It is worth noting that the research presented in this paper is based on single-user single-activity scenarios. While complex activity scenarios, e.g., interleaved and concurrent activities, pose many research problems, it is beyond the scope of this paper to address them all. In addition, the activities this research is concerned with are basic ADLs and instrumental ADLs which can be performed within home environments with clear model semantics, such as meal and drink preparation.

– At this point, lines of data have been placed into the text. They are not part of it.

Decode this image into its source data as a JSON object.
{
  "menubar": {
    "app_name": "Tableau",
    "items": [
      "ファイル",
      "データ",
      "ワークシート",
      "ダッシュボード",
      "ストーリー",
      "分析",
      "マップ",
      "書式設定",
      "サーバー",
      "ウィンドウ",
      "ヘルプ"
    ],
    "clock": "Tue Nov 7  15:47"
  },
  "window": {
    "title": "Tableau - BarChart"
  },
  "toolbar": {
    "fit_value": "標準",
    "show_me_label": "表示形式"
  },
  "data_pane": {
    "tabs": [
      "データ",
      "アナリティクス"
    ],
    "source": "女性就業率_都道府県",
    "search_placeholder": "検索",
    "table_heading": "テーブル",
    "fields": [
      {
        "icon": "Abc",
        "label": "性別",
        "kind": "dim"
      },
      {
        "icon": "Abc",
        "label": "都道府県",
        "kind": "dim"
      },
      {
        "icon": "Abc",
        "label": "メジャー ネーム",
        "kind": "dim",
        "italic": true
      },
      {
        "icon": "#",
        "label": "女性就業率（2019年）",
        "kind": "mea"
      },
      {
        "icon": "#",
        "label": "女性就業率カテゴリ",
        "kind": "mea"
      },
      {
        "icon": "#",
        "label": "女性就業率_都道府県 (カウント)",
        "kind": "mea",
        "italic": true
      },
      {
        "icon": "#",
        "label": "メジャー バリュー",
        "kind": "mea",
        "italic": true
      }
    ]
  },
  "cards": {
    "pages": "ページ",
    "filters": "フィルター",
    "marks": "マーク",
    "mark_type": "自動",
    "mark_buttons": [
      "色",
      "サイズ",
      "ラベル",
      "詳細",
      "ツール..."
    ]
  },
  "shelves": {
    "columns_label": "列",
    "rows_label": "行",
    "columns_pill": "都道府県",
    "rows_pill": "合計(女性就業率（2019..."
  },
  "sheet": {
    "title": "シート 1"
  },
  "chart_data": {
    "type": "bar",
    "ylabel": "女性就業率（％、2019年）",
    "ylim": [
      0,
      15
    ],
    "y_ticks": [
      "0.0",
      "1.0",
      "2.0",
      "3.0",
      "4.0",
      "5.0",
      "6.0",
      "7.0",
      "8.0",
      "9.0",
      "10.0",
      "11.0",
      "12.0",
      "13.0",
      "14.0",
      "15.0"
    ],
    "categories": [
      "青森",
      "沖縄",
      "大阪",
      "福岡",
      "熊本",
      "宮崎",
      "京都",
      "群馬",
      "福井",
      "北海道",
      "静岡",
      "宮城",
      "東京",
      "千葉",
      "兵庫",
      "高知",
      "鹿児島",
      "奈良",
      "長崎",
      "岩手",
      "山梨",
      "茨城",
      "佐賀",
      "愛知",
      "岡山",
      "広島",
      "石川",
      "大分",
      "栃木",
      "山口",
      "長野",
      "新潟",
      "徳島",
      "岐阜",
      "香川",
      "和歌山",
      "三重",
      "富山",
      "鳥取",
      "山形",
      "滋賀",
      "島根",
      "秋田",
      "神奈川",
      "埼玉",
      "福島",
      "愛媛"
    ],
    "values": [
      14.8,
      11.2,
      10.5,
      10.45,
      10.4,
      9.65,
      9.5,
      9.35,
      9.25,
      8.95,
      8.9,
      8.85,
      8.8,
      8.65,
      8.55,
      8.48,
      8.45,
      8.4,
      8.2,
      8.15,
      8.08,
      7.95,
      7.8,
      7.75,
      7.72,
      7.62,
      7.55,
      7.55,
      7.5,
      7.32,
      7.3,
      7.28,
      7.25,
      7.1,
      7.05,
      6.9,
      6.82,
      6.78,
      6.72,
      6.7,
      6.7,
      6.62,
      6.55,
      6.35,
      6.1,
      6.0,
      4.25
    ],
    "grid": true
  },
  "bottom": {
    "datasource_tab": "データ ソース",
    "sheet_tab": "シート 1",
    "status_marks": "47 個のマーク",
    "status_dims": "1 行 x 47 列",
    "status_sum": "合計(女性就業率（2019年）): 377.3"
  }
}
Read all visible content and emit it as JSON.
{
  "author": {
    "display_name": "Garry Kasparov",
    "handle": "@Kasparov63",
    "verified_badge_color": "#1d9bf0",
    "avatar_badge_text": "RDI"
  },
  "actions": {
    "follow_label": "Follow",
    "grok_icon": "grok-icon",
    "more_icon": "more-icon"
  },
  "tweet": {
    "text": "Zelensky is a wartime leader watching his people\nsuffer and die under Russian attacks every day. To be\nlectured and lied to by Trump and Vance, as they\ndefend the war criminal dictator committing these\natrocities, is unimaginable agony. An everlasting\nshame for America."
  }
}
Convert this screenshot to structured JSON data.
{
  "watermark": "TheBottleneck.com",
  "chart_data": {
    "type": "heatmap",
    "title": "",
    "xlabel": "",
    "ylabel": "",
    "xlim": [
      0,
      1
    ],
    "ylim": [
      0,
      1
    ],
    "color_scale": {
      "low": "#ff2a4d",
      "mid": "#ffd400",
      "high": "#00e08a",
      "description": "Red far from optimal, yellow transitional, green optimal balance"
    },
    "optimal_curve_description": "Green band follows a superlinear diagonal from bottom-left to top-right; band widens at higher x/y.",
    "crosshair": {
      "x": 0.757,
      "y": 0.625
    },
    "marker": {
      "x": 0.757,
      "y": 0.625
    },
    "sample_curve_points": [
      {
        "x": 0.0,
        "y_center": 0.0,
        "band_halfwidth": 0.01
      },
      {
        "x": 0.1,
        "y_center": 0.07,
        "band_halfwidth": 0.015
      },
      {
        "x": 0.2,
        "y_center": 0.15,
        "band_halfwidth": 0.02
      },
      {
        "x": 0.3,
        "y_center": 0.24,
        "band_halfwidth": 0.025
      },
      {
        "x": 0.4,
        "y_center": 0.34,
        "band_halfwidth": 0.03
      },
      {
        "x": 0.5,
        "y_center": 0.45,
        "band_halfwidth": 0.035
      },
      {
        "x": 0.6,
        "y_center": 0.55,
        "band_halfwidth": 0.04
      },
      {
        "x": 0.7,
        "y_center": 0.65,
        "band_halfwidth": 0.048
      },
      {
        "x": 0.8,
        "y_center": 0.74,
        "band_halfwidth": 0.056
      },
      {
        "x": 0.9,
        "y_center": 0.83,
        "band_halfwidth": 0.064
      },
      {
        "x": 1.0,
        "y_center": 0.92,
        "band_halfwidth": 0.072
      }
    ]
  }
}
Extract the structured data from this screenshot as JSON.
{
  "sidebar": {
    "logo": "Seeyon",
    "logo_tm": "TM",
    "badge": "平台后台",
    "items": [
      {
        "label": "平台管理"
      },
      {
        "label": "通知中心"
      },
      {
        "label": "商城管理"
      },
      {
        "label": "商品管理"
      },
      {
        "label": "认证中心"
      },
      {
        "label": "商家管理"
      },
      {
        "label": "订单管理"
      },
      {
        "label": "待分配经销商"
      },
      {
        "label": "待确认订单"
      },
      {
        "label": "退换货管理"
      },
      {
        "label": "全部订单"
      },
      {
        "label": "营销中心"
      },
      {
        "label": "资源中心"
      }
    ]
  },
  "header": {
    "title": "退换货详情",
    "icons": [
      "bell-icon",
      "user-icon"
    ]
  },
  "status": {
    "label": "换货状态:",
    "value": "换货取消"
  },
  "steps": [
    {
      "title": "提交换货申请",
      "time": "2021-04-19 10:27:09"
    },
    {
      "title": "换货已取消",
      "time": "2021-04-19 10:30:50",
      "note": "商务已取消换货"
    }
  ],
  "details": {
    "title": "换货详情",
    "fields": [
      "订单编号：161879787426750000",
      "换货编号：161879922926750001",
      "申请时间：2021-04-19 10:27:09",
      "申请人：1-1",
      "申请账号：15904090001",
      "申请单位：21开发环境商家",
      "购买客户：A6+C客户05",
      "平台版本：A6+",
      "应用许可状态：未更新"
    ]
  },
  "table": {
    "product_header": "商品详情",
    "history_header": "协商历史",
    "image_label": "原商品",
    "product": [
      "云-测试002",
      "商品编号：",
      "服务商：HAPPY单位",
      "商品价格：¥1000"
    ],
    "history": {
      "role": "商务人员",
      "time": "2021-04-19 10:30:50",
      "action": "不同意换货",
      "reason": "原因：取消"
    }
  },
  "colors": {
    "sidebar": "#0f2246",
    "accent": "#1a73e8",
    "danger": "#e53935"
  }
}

Instrumental ADLs such as shopping and use of transportation which take place outside residential environments, and money management and housekeeping which do not have meaningful computational models, require special treatment, and are therefore also considered to be beyond the scope of this paper. Activity monitoring in this study is based on dense sensing, i.e., one miniaturized sensor is attached to individual objects that are used for monitoring individual tasks within ADLs. As such, by analyzing an inhabitant’s interactions with objects of interest, it is possible to infer the inhabitant’s activity.

1.3 LITRATURE SURVEY

A REVIEW OF SMART HOMES—PRESENT STATE AND FUTURE CHALLENGES

PUBLICATION: M. Chan, D. Est`eve, C. Escriba, and E. Campo, Comput.Methods Programs Biomed., vol. 91, no. 1, pp. 55–81, 2008.

In the era of information technology, the elderly and disabled can be monitored with numerous intelligent devices. Sensors can be implanted into their home for continuous mobility assistance and non-obtrusive disease prevention. Modern sensor-embedded houses, or smart houses, cannot only assist people with reduced physical functions but help resolve the social isolation they face. They are capable of providing assistance without limiting or disturbing the resident’s daily routine, giving him or her greater comfort, pleasure, and well-being. This article presents an international selection of leading smart home projects, as well as the associated technologies of wearable/implantable monitoring systems and assistive robotics. The latter are often designed as components of the larger smart home environment. The paper will conclude by discussing future challenges of the domain.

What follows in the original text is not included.